The European Union, a work of art itself in many ways, is addressing what media refer to as “copyright reform.” The consensus on doing this seems to be that the digital age requires such reforms and artists aren’t getting what they deserve for their content. Advocates include Paul McCartney, although it’s hard to accept he hasn’t gotten gobs of money without copyright reform. Web titans like Google and Facebook will be impacted, and so will anyone in the US working on music, blogging, news writing, and in other genres.
The Web is global, and the reach touches every single one of us. While the US has less restrictions on speech than any other country in the world because of our Constitution and the Bill of Rights, that isn’t the case in other countries. The EU places what are in my opinion draconian limits on speech. Consider this reportage from what I perceive to be a center left publication:
“Last year, the German parliament enacted the NetzDG law, requiring large social media sites to remove posts that violate certain provisions of the German code, including broad prohibitions on “defamation of religion,” “hate speech,” and “insult.” The removal obligation is triggered not by a court order, but by complaints from users. Companies must remove the posts within 24 hours or seven days (depending on whether the post is considered to be “manifestly unlawful” or merely “unlawful), facing steep fines if they fail to do so.”
Just as global restrictions on speech have led to an increase in US censorship, the same will happen with copyright reform. Although reform is definitely a worthy goal, the new regulations will, in my opinion, do exactly what the increased censorship has done to indie artists and small publishers in the US—make it even harder to succeed.
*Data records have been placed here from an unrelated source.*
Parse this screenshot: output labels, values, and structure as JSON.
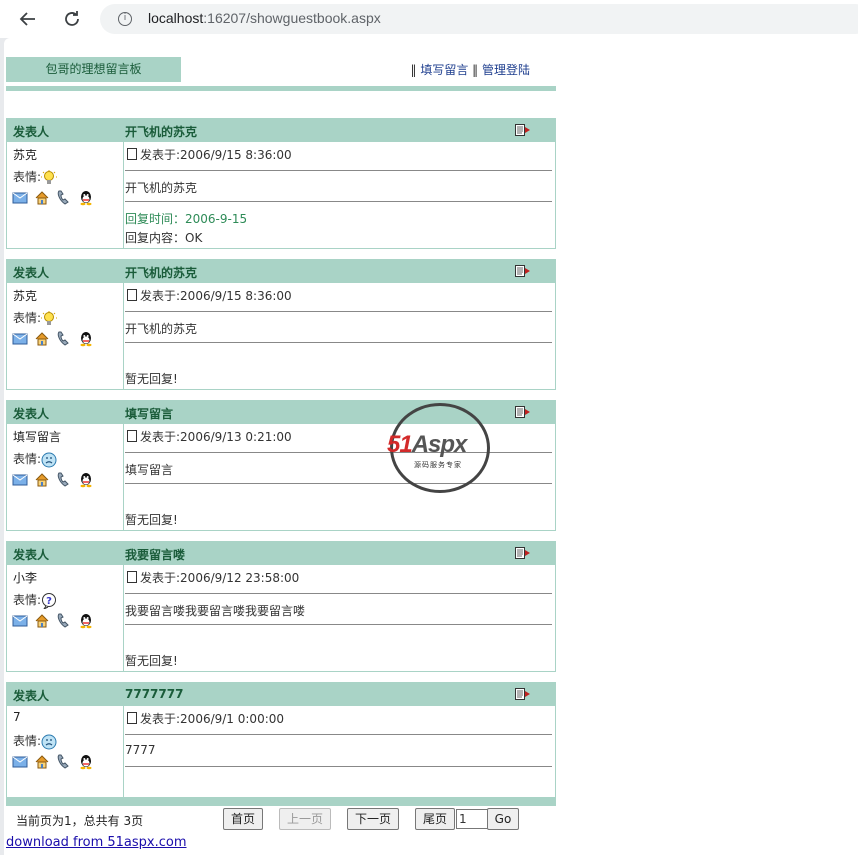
{
  "browser": {
    "url_host": "localhost",
    "url_rest": ":16207/showguestbook.aspx"
  },
  "header": {
    "tab_label": "包哥的理想留言板",
    "sep1": "‖",
    "link_write": "填写留言",
    "sep2": "‖",
    "link_admin": "管理登陆"
  },
  "labels": {
    "author_col": "发表人",
    "mood": "表情:",
    "posted_prefix": "发表于:",
    "reply_time_prefix": "回复时间：",
    "reply_content_prefix": "回复内容：",
    "no_reply": "暂无回复!"
  },
  "messages": [
    {
      "title": "开飞机的苏克",
      "author": "苏克",
      "mood_icon": "lightbulb-icon",
      "posted": "2006/9/15 8:36:00",
      "text": "开飞机的苏克",
      "reply_time": "2006-9-15",
      "reply_content": "OK"
    },
    {
      "title": "开飞机的苏克",
      "author": "苏克",
      "mood_icon": "lightbulb-icon",
      "posted": "2006/9/15 8:36:00",
      "text": "开飞机的苏克"
    },
    {
      "title": "填写留言",
      "author": "填写留言",
      "mood_icon": "sad-face-icon",
      "posted": "2006/9/13 0:21:00",
      "text": "填写留言"
    },
    {
      "title": "我要留言喽",
      "author": "小李",
      "mood_icon": "question-icon",
      "posted": "2006/9/12 23:58:00",
      "text": "我要留言喽我要留言喽我要留言喽"
    },
    {
      "title": "7777777",
      "author": "7",
      "mood_icon": "sad-face-icon",
      "posted": "2006/9/1 0:00:00",
      "text": "7777"
    }
  ],
  "pager": {
    "status": "当前页为1，总共有 3页",
    "first": "首页",
    "prev": "上一页",
    "next": "下一页",
    "last": "尾页",
    "page_value": "1",
    "go": "Go"
  },
  "footer": {
    "download": "download from 51aspx.com"
  },
  "watermark": {
    "brand_red": "51",
    "brand_gray": "Aspx",
    "tagline": "源码服务专家"
  },
  "colors": {
    "header_bg": "#a9d3c6",
    "header_text": "#1a5c3a",
    "reply_green": "#2e8b57"
  }
}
Anytime complex regulations are enacted, those most disadvantaged are the mom-and-pop operations and other small business models. The Guardian noted as much in a recent article:
“In fact, some warn the law could paradoxically help big tech, since only the very largest companies will have the resources to comply with the regulations. Raegan MacDonald, the head of EU public policy at the independent browser company Mozilla, says: “With a chance to bring copyright rules into the 21st century the EU institutions have squandered the progress made by innovators and creators to imagine new content and share it with people across the world, and have instead handed the power back to large US-owned record labels, film studios and big tech.”
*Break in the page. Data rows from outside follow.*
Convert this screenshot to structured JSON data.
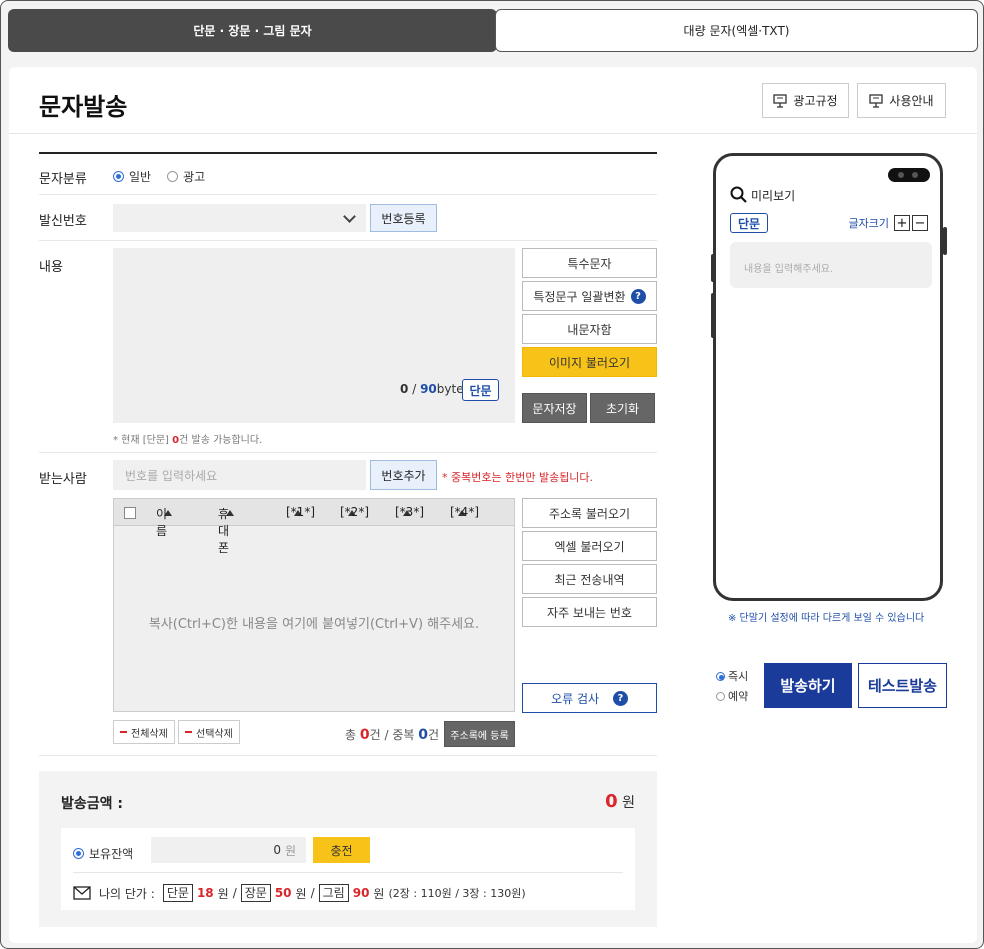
{
  "tabs": [
    {
      "label": "단문 · 장문 · 그림 문자",
      "active": true
    },
    {
      "label": "대량 문자(엑셀·TXT)",
      "active": false
    }
  ],
  "header": {
    "title": "문자발송",
    "ad_rules_label": "광고규정",
    "guide_label": "사용안내"
  },
  "category": {
    "label": "문자분류",
    "options": [
      {
        "label": "일반",
        "selected": true
      },
      {
        "label": "광고",
        "selected": false
      }
    ]
  },
  "sender": {
    "label": "발신번호",
    "selected": "",
    "register_label": "번호등록"
  },
  "content": {
    "label": "내용",
    "byte_current": "0",
    "byte_sep": "/",
    "byte_max": "90",
    "byte_unit": "byte",
    "type_badge": "단문",
    "note_prefix": "* 현재 [단문]",
    "note_count": "0",
    "note_suffix": "건 발송 가능합니다.",
    "buttons": {
      "special_chars": "특수문자",
      "bulk_convert": "특정문구 일괄변환",
      "my_messages": "내문자함",
      "load_image": "이미지 불러오기",
      "save": "문자저장",
      "reset": "초기화"
    }
  },
  "recipient": {
    "label": "받는사람",
    "placeholder": "번호를 입력하세요",
    "add_label": "번호추가",
    "dup_note": "* 중복번호는 한번만 발송됩니다.",
    "columns": [
      "이름",
      "휴대폰",
      "[*1*]",
      "[*2*]",
      "[*3*]",
      "[*4*]"
    ],
    "paste_hint": "복사(Ctrl+C)한 내용을 여기에 붙여넣기(Ctrl+V) 해주세요.",
    "buttons": {
      "address_book": "주소록 불러오기",
      "excel": "엑셀 불러오기",
      "recent": "최근 전송내역",
      "frequent": "자주 보내는 번호",
      "error_check": "오류 검사"
    },
    "delete_all": "전체삭제",
    "delete_selected": "선택삭제",
    "total_label": "총",
    "total_count": "0",
    "count_unit": "건",
    "dup_label": "/ 중복",
    "dup_count": "0",
    "register_address": "주소록에 등록"
  },
  "amount": {
    "label": "발송금액 :",
    "value": "0",
    "unit": "원",
    "balance_label": "보유잔액",
    "balance_value": "0",
    "balance_unit": "원",
    "charge_label": "충전",
    "unit_price_label": "나의 단가 :",
    "short_label": "단문",
    "short_price": "18",
    "long_label": "장문",
    "long_price": "50",
    "image_label": "그림",
    "image_price": "90",
    "won": "원",
    "slash": "/",
    "extra": "(2장 : 110원 / 3장 : 130원)"
  },
  "preview": {
    "title": "미리보기",
    "type_badge": "단문",
    "font_size_label": "글자크기",
    "placeholder": "내용을 입력해주세요.",
    "notice": "※ 단말기 설정에 따라 다르게 보일 수 있습니다"
  },
  "send": {
    "instant": "즉시",
    "reserve": "예약",
    "instant_selected": true,
    "send_label": "발송하기",
    "test_label": "테스트발송"
  },
  "colors": {
    "primary": "#1a3b99",
    "accent_yellow": "#f8c319",
    "red": "#d8262b"
  }
}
Tweaks made this year were intended to specifically protect the use of such content “for purposes of quotation, criticism, review, caricature, parody and pastiche”. But technology companies say the protection is impossible to uphold, since no automatic filter can usefully determine whether a given upload is parody or simply infringement.”
Even simple linking will be affected. Imagine the impact of this on a small publisher:
“Another part of the copyright overhaul would require news aggregation services like Google’s to negotiate commercial licenses with publishers in order to post snippets or links to articles.”
One consequence, that of “stricter filtering” was easy to predict. As an article at MusicLinkUp noted:
“Article 13 (renamed Article 17 in the consolidated text), which requires UGC platforms like YouTube to agree “fair remuneration” license deals with rights holders and makes them legally liable for hosting unlicensed content, effectively ending safe harbor immunity…In practice, that’s likely to involve YouTube using a stricter filtering system…”
Tech corps like Google and Facebook rely on a global audience. The vast majority of countries around the globe place more limits on individual freedom and more power in the hands of government. Unfortunately rights and opportunities in the United States will ultimately be even more diluted as a result.
It’s a good idea to keep informed about these changes if you place any creative content on the Internet. Changes are coming, and they will most harshly impact indies and small businesses.